OCR MEI Further Statistics Major 2021 November Q2
13 marks Moderate -0.3
2 In a game at a charity fair, a player rolls 3 unbiased six-sided dice. The random variable \(X\) represents the difference between the highest and lowest scores.
  1. Show that \(\mathrm { P } ( X = 0 ) = \frac { 1 } { 36 }\). The table shows the probability distribution of \(X\).
    \(r\)012345
    \(\mathrm { P } ( \mathrm { X } = \mathrm { r } )\)\(\frac { 1 } { 36 }\)\(\frac { 5 } { 36 }\)\(\frac { 2 } { 9 }\)\(\frac { 1 } { 4 }\)\(\frac { 2 } { 9 }\)\(\frac { 5 } { 36 }\)
  2. Draw a graph to illustrate the distribution.
  3. Describe the shape of the distribution.
  4. In this question you must show detailed reasoning. Find each of the following.
    • \(\mathrm { E } ( X )\)
    • \(\operatorname { Var } ( X )\)
    As a result of playing the game, the player receives \(30 X\) pence from the organiser of the game.
  5. Find the variance of the amount that the player receives.
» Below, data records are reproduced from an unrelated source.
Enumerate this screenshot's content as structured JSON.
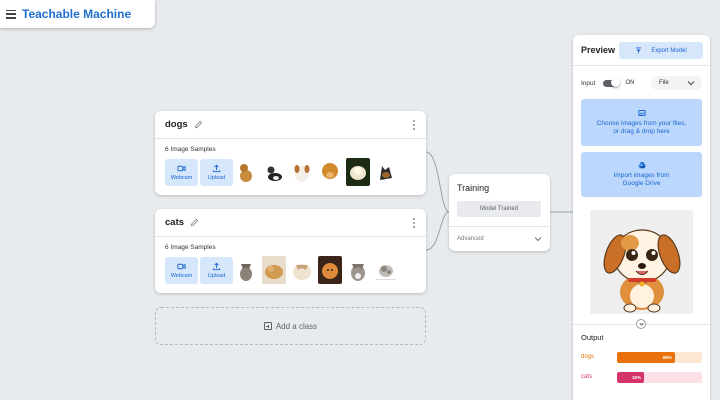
{
  "app": {
    "title": "Teachable Machine"
  },
  "classes": [
    {
      "name": "dogs",
      "samples_label": "6 Image Samples",
      "webcam_label": "Webcam",
      "upload_label": "Upload"
    },
    {
      "name": "cats",
      "samples_label": "6 Image Samples",
      "webcam_label": "Webcam",
      "upload_label": "Upload"
    }
  ],
  "add_class": {
    "label": "Add a class"
  },
  "training": {
    "title": "Training",
    "status_button": "Model Trained",
    "advanced_label": "Advanced"
  },
  "preview": {
    "title": "Preview",
    "export_label": "Export Model",
    "input_label": "Input",
    "toggle_state": "ON",
    "source_select": "File",
    "drop_files_line1": "Choose images from your files,",
    "drop_files_line2": "or drag & drop here",
    "drive_line1": "Import images from",
    "drive_line2": "Google Drive",
    "output_label": "Output",
    "outputs": [
      {
        "label": "dogs",
        "percent": 0.68,
        "display": "68%",
        "color": "#e8710a",
        "track": "#fde7d2"
      },
      {
        "label": "cats",
        "percent": 0.32,
        "display": "32%",
        "color": "#d6336c",
        "track": "#fbe0e6"
      }
    ]
  },
  "colors": {
    "accent": "#1967d2",
    "panel_blue": "#bbd7fb",
    "button_blue": "#d6e6fb"
  }
}
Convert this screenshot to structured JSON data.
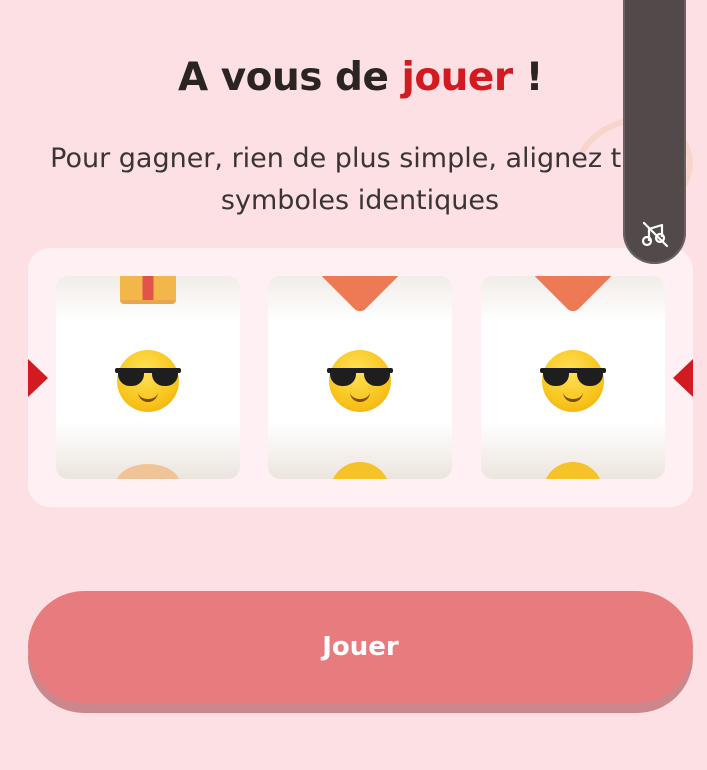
{
  "header": {
    "title_prefix": "A vous de ",
    "title_accent": "jouer",
    "title_suffix": " !",
    "subtitle": "Pour gagner, rien de plus simple, alignez trois symboles identiques"
  },
  "reels": [
    {
      "top_symbol": "gift-icon",
      "center_symbol": "sunglasses-smiley-icon",
      "bottom_symbol": "heart-icon"
    },
    {
      "top_symbol": "heart-icon",
      "center_symbol": "sunglasses-smiley-icon",
      "bottom_symbol": "smiley-icon"
    },
    {
      "top_symbol": "heart-icon",
      "center_symbol": "sunglasses-smiley-icon",
      "bottom_symbol": "smiley-icon"
    }
  ],
  "play_button": {
    "label": "Jouer"
  },
  "side_panel": {
    "icon": "sound-off-icon"
  },
  "colors": {
    "background": "#fde0e4",
    "accent_red": "#d31a20",
    "button": "#e87b7e",
    "side_panel": "#524a4a"
  }
}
  6. The player pays \(k\) pence to play the game. Given that the average profit made by the organiser is 12.5 pence per game, determine the value of \(k\).
OCR MEI Further Statistics Major 2021 November Q3
10 marks Moderate -0.8
3 In air traffic management, air traffic controllers send radio messages to pilots. On receiving a message, the pilot repeats it back to the controller to check that it has been understood correctly. At a particular site, on average \(4 \%\) of messages sent by controllers are not repeated back correctly and so have been misunderstood. You should assume that instances of messages being misunderstood occur randomly and independently.
  1. Find the probability that exactly 2 messages are misunderstood in a sequence of 50 messages.
  2. Find the probability that in a sequence of messages, the 10th message is the first one which is misunderstood.
  3. Find the probability that in a sequence of 20 messages, there are no misunderstood messages.
  4. Determine the expected number of messages required for 3 of them to be misunderstood.
  5. Determine the probability that in a sequence of messages, the 3rd misunderstood message is the 60th message in the sequence.
OCR MEI Further Statistics Major 2021 November Q4
8 marks Standard +0.3
4 A radioactive source contains 1000000 nuclei of a particular radioisotope. On average 1 in 200000 of these nuclei will decay in a period of 1 second. The random variable \(X\) represents the number of nuclei which decay in a period of 1 second. You should assume that nuclei decay randomly and independently of each other.
  1. Explain why you could use either a binomial distribution or a Poisson distribution to model the distribution of \(X\). Use a Poisson distribution to answer parts (b) and (c).
  2. Calculate each of the following probabilities.
    • \(\mathrm { P } ( X = 6 )\)
    • \(\mathrm { P } ( X > 6 )\)
    • Determine an estimate of the probability that at least 60 nuclei decay in a period of 10 seconds.